| name | substrate |
| description | Use when the user wants to read/write their Butterbase substrate — the per-user agent-memory backend that holds entities, business state, institutional memory, and an append-only action ledger. Use for: founder copilots, AI agents that need memory across sessions, anything that proposes actions on the user's behalf. |
Butterbase Substrate
Substrate is an optional, per-user add-on backend. One substrate per Butterbase account, lazily provisioned on first use, queryable from local Claude Code (via MCP), from any opted-in Butterbase app (via ctx.substrate inside functions), and from external systems (via HTTP).
Four stores
| Store | What lives there | Tools |
|---|
| Entities | People, companies, projects you transact with | get_entity, find_entities |
| Business state | Numeric facts that change over time (MRR, headcount) | find_entities with type filter |
| Institutional memory | Decisions, commitments, learnings | search_memory |
| Action ledger | Append-only log of every proposed/executed action | list_outbox, propose_action history |
The propose → policy → execute → log loop
Every write goes through this loop. Agents NEVER touch the substrate database directly.
- Propose —
propose_action with capability + args. Returns an action ID.
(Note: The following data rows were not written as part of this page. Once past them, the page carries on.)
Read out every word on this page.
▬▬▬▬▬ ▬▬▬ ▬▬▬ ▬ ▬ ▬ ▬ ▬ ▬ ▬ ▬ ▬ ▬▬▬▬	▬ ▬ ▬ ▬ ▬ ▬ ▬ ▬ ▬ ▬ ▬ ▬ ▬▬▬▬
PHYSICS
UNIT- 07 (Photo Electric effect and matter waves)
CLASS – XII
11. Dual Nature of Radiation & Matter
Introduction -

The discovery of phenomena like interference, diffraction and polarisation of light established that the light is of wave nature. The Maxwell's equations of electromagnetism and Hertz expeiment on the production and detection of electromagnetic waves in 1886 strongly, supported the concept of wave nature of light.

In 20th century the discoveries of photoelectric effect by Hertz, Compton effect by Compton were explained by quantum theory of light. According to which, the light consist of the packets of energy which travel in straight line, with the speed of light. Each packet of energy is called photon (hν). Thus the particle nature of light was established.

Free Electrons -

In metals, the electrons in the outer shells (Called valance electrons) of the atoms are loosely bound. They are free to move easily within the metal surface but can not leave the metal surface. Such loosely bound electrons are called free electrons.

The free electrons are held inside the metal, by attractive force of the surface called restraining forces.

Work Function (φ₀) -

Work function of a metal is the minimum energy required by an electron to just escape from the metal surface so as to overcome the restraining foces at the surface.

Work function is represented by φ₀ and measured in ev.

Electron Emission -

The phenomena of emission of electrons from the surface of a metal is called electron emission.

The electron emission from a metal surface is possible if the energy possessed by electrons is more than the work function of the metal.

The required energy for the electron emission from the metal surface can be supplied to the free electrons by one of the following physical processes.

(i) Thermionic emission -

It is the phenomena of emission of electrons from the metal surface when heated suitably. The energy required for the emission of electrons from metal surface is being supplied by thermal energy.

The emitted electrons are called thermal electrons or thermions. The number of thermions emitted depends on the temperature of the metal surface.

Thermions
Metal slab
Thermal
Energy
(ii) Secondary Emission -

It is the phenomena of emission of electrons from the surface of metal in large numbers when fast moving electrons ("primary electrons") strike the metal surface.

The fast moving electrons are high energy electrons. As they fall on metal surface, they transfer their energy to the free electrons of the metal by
- Policy — substrate-core evaluates per-capability rules. Verdicts:
auto_execute, require_approval, deny.
- Approval (if needed) — human calls
approve_action(action_id) or reject_action(action_id). If yolo_mode=true for this user, approvals are auto-granted for capabilities marked yolo-safe.
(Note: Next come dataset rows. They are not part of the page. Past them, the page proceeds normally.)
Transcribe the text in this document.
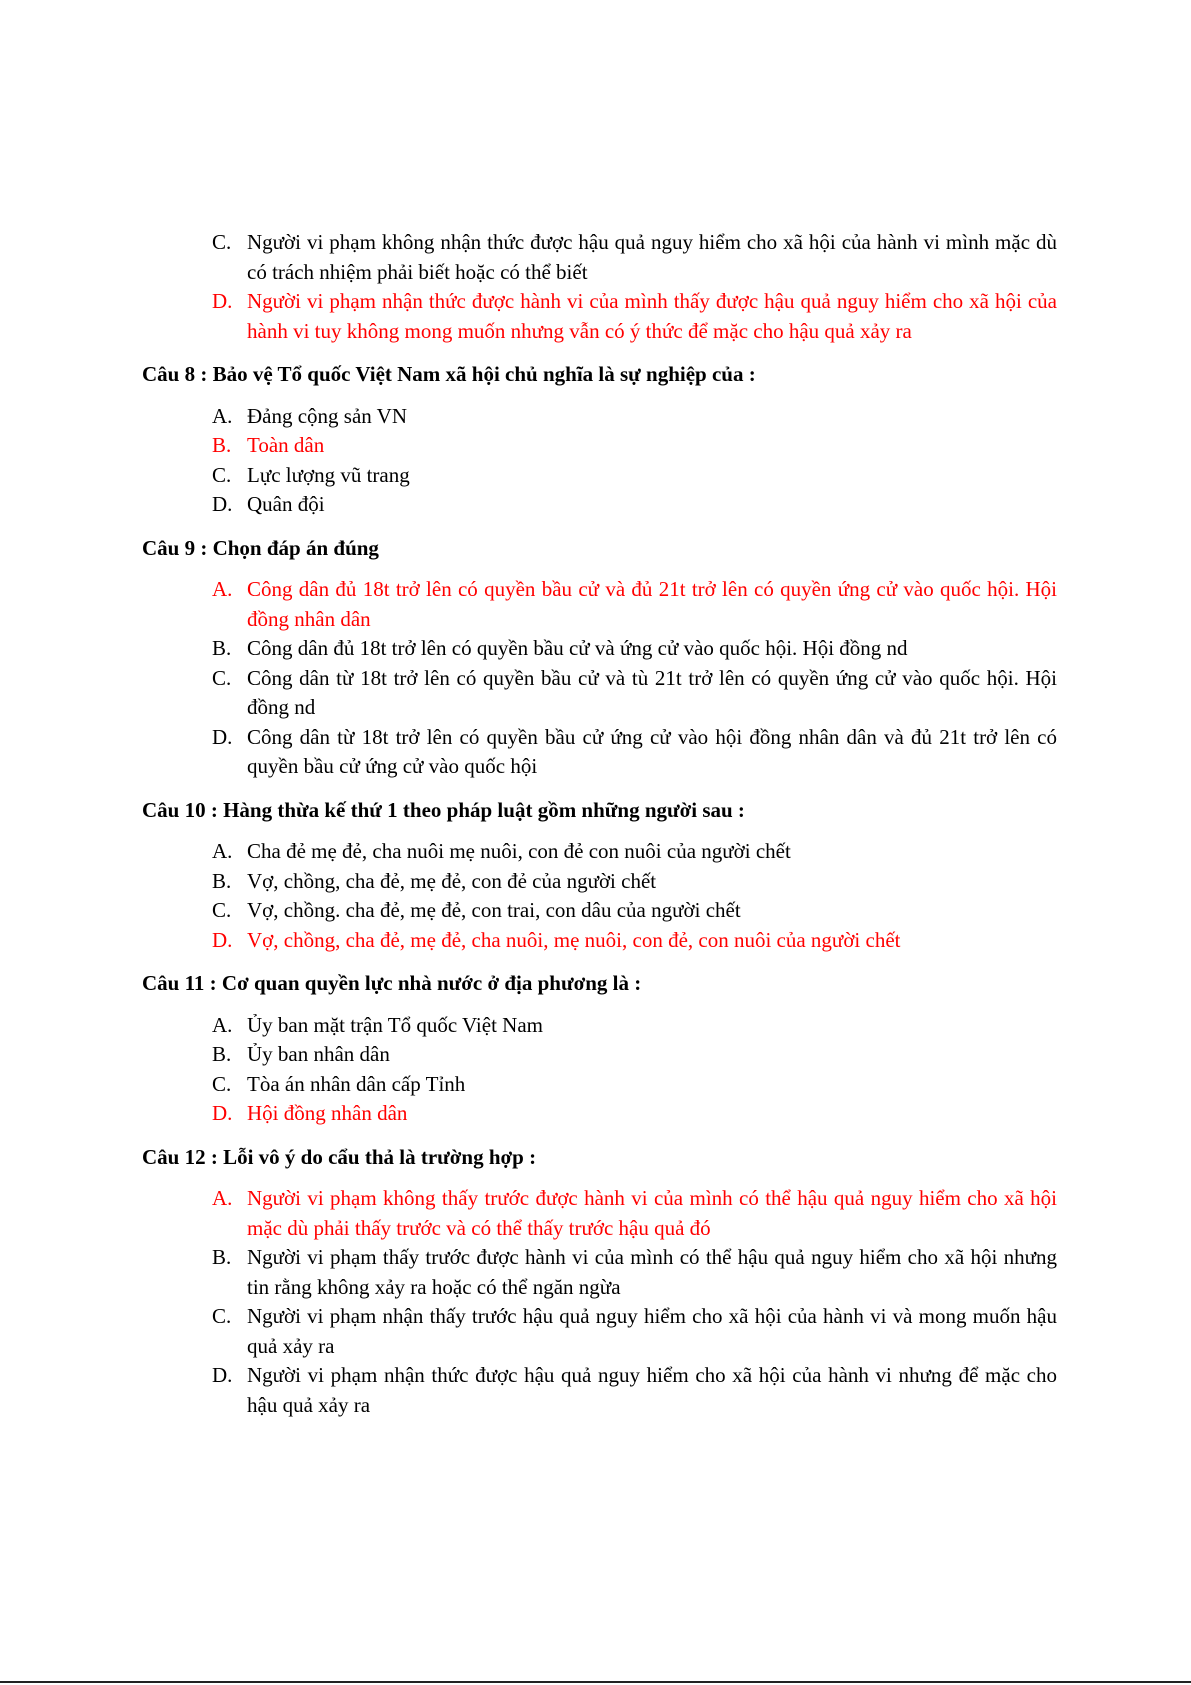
C. Người vi phạm không nhận thức được hậu quả nguy hiểm cho xã hội của hành vi mình mặc dù có trách nhiệm phải biết hoặc có thể biết
D. Người vi phạm nhận thức được hành vi của mình thấy được hậu quả nguy hiểm cho xã hội của hành vi tuy không mong muốn nhưng vẫn có ý thức để mặc cho hậu quả xảy ra
Câu 8 : Bảo vệ Tổ quốc Việt Nam xã hội chủ nghĩa là sự nghiệp của :
A. Đảng cộng sản VN
B. Toàn dân
C. Lực lượng vũ trang
D. Quân đội
Câu 9 : Chọn đáp án đúng
A. Công dân đủ 18t trở lên có quyền bầu cử và đủ 21t trở lên có quyền ứng cử vào quốc hội. Hội đồng nhân dân
B. Công dân đủ 18t trở lên có quyền bầu cử và ứng cử vào quốc hội. Hội đồng nd
C. Công dân từ 18t trở lên có quyền bầu cử và tù 21t trở lên có quyền ứng cử vào quốc hội. Hội đồng nd
D. Công dân từ 18t trở lên có quyền bầu cử ứng cử vào hội đồng nhân dân và đủ 21t trở lên có quyền bầu cử ứng cử vào quốc hội
Câu 10 : Hàng thừa kế thứ 1 theo pháp luật gồm những người sau :
A. Cha đẻ mẹ đẻ, cha nuôi mẹ nuôi, con đẻ con nuôi của người chết
B. Vợ, chồng, cha đẻ, mẹ đẻ, con đẻ của người chết
C. Vợ, chồng. cha đẻ, mẹ đẻ, con trai, con dâu của người chết
D. Vợ, chồng, cha đẻ, mẹ đẻ, cha nuôi, mẹ nuôi, con đẻ, con nuôi của người chết
Câu 11 : Cơ quan quyền lực nhà nước ở địa phương là :
A. Ủy ban mặt trận Tổ quốc Việt Nam
B. Ủy ban nhân dân
C. Tòa án nhân dân cấp Tỉnh
D. Hội đồng nhân dân
Câu 12 : Lỗi vô ý do cẩu thả là trường hợp :
A. Người vi phạm không thấy trước được hành vi của mình có thể hậu quả nguy hiểm cho xã hội mặc dù phải thấy trước và có thể thấy trước hậu quả đó
B. Người vi phạm thấy trước được hành vi của mình có thể hậu quả nguy hiểm cho xã hội nhưng tin rằng không xảy ra hoặc có thể ngăn ngừa
C. Người vi phạm nhận thấy trước hậu quả nguy hiểm cho xã hội của hành vi và mong muốn hậu quả xảy ra
D. Người vi phạm nhận thức được hậu quả nguy hiểm cho xã hội của hành vi nhưng để mặc cho hậu quả xảy ra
- Execute + log — substrate-core runs the action in a transaction and appends to the ledger.
For external side effects (sending email, calling an API), substrate writes to the outbox instead of executing inline. The cron-scheduler drains it. Use list_outbox, retry_outbox, cancel_outbox to manage it.
Reads
get_entity(id) — fetch by ID.
find_entities(type, query, limit) — typed search; query is full-text + structured.
search_memory(query, kind?) — semantic + keyword search across decisions/commitments/learnings.
When to use
- ✅ Founder copilot ("what did I decide about pricing last quarter?")
- ✅ AI agent that should remember a customer across conversations
- ✅ Any app where you want a single source of truth for entities the agent operates on
- ❌ Plain CRUD app (use regular Butterbase tables)
- ❌ Pure analytics / read-only dashboard (substrate is action-oriented)
Linking an app
When apps.substrate_user_id is set to the app owner's platform_user.id, functions in that app get ctx.substrate injected at cold start, with reader and proposer methods. Use /butterbase-skills:journey-substrate to enable this for an app.
API keys
For agent access from local Claude Code, generate a scope='both' API key via manage_auth_config action: "generate_service_key" with substrate_access: true. The same bb_sk_ key works on both app and substrate endpoints.
Anti-patterns
- ❌ Calling substrate MCP tools without first checking whether the user has substrate provisioned.
find_entities returns 401 if there's no substrate — handle gracefully and suggest provisioning.
- ❌ Treating the action ledger as mutable. It's append-only; "undo" is a new compensating action, not a delete.
- ❌ Storing transient state in entities. Entities are durable nouns; use the app's runtime tables for ephemeral state.
- ❌ Calling
upsert_entity without canonical_keys or primary_email and expecting dedup. Provide one or the other so substrate can match an existing row. Without them, every call mints a new entity.
- ❌ Calling
update_entity for a partial update. It replaces attrs wholesale and will drop every key you didn't include. Use patch_entity (RFC 7396 merge-patch) instead.
- ❌ Storing entity IDs in app data and skipping alias resolution after
merge_entities. The merged-away ID stops resolving to an entity; look up substrate.entity_aliases to find the survivor.